Illustration :Couverture du roman policier Ils étaient dix, d’Agatha Christie. | Le livre de poche


Rokhaya Diallo

James Prichard a fait rebaptiser le plus fameux roman de son arrière-grand-mère Agatha Christie en «Ils étaient dix». Une œuvre qui n’en est pourtant pas à une variation de titre près.

«Absurde», «monstrueux» voire «misérable»… quelle est donc cette terrible nouvelle qui a soulevé tant de protestations en cette veille de rentrée 2020? Pour susciter une telle vague d’indignations, il a suffi que James Prichard, arrière-petit-fils de la papesse du polar Agatha Christie, annonce sa décision de rebaptiser Dix petits nègres, son plus fameux roman, d’un nouveau titre (Ils étaient dix) afin d’en ôter la dimension raciste, susceptible selon les termes de Prichard de «blesser». Une révolution? Pas vraiment.
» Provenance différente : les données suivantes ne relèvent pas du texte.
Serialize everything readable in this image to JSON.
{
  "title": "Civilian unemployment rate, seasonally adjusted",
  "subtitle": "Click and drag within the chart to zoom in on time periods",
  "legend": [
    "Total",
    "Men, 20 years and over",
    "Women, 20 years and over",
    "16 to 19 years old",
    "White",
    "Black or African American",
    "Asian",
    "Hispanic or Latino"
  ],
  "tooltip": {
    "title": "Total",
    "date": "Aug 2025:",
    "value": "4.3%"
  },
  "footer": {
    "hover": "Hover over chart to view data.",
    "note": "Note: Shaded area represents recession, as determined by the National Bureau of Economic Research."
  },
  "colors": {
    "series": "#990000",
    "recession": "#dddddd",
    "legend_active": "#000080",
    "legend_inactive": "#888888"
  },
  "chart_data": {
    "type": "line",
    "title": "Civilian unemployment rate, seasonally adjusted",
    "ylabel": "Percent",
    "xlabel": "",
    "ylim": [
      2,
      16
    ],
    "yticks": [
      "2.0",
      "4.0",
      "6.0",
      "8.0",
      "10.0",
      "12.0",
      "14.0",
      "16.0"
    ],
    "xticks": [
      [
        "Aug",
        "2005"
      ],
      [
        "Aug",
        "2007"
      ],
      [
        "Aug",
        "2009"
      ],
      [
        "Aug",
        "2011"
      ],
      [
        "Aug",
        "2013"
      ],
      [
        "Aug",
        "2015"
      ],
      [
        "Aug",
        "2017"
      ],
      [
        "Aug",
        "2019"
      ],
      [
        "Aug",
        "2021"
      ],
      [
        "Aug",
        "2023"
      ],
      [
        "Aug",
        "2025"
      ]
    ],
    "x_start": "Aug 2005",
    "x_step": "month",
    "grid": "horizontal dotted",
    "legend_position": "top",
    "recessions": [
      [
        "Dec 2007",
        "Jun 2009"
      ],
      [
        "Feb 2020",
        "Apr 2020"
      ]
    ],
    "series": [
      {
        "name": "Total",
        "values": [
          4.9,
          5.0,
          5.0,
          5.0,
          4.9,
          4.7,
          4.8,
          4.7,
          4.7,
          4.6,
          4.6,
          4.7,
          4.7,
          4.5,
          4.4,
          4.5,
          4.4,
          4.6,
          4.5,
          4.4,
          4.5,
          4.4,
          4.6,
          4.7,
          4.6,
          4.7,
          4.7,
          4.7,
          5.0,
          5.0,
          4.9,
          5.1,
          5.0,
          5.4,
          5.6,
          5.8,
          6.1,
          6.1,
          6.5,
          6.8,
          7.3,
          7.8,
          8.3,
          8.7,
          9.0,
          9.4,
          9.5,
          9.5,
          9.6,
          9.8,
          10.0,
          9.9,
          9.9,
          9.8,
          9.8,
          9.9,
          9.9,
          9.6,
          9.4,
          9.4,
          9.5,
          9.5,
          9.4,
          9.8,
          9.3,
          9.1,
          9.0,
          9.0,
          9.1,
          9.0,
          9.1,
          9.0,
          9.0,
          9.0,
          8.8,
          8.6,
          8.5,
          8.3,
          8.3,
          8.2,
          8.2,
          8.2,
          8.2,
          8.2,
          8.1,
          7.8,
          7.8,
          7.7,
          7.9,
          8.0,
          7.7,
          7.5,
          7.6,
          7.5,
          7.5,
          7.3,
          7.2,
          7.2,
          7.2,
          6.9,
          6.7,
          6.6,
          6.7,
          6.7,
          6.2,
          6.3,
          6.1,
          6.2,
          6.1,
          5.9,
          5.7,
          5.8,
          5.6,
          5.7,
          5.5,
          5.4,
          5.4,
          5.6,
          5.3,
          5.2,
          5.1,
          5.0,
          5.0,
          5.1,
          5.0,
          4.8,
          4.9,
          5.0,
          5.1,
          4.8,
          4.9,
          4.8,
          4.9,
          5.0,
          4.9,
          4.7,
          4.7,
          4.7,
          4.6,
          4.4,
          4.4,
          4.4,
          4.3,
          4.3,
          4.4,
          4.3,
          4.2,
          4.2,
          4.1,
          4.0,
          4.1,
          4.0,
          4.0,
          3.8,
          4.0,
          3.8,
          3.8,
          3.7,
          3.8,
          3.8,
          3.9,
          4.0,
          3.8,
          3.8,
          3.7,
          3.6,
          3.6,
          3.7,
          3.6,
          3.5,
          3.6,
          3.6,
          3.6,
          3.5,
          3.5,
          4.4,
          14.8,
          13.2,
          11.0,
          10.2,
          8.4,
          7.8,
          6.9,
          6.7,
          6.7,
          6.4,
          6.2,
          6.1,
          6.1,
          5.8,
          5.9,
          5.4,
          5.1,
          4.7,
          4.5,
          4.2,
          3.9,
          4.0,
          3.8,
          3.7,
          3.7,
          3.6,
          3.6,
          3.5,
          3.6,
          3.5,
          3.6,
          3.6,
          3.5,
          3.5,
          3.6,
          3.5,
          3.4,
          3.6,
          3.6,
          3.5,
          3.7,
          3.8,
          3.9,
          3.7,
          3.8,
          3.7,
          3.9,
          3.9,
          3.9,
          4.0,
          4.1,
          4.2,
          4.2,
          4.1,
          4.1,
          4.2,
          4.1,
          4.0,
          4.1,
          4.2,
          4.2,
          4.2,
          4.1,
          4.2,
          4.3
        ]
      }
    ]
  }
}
Le livre paru au Royaume-Uni en 1938 sous le titre de Ten Little Niggers a été publié aux États-Unis en 1940 sans que jamais le mot raciste «nègre» n’apparaisse, les éditeurs locaux ayant opté pour And Then There Were None(«Et soudain il n’en resta aucun») avec l’assentiment d’Agatha Christie. Celle-ci avait, selon l’historien Jean Garrigues, «elle-même reconnu l’utilité de changer le titre au début des années 1940 aux États- Unis», car elle «sentait […] le poids négatif que ça pouvait jouer sur des populations»

Il en a été de même dans plusieurs traductions comme en Allemagne dès 1944 et en Italie en 1946. Au Royaume-Uni, le titre raciste a été finalement abandonné en 1980.

Alors qu’Agatha Christie a accepté le choix de la suppression du terme raciste il y a quatre-vingts ans, notre pays est un des derniers à recourir à ce titrage raciste. Le mot «nègre» a finalement disparu dans sa langue d’origine sans que cela ne suscite de telles controverses.

Pourtant, cette terminologie raciste est encore aujourd’hui défendue en France avec une énergie déconcertante tant elle est passionnée.


Asseoir sa position dominante

Pourquoi s’attacher si désespérément à l’usage d’un mot dont le caractère offensant est incontestable? Dès lors que l’on connaît le caractère raciste d’un mot, si l’on sait qu’il blesse et humilie une partie de la population, pour quelle raison rationnelle s’obstiner à l’employer? Quelle privation ressentent les personnes qui s’accrochent à ce mot au point de déployer une argumentation si prolixe pour en défendre l’usage?

À mon sens, cela témoigne non seulement d’un manque de considération et de respect pour ses concitoyen·nes mais aussi d’un besoin irrépressible d’écraser les voix subalternes. Il s’agit pour les personnes qui font la promotion de ce mot odieux d’asseoir une position dominante qui n’existe que dans le maintien de rapports de force issus de cette histoire ancienne dont elles devraient avoir honte au lieu de la brandir comme une précieuse tradition.


Faut-il manquer d’humilité pour se persuader du fait que la France plane si haut au-dessus des autres nations qu’elle puisse avoir raison contre le monde entier, y compris contre Agatha Christie.

Et en réalité, le titre actuel ne trahit aucunement l’intrigue, le terme raciste ne revêtant aucun caractère fondamental dans la narration du roman. Et si l’on place d’un point de vue strictement littéraire, le titre And Then There Were None, tiré de la dernière phrase du livre, est bien plus poétique, mystérieux et en phase avec la nature du récit policier que celui qui avait été initialement adopté.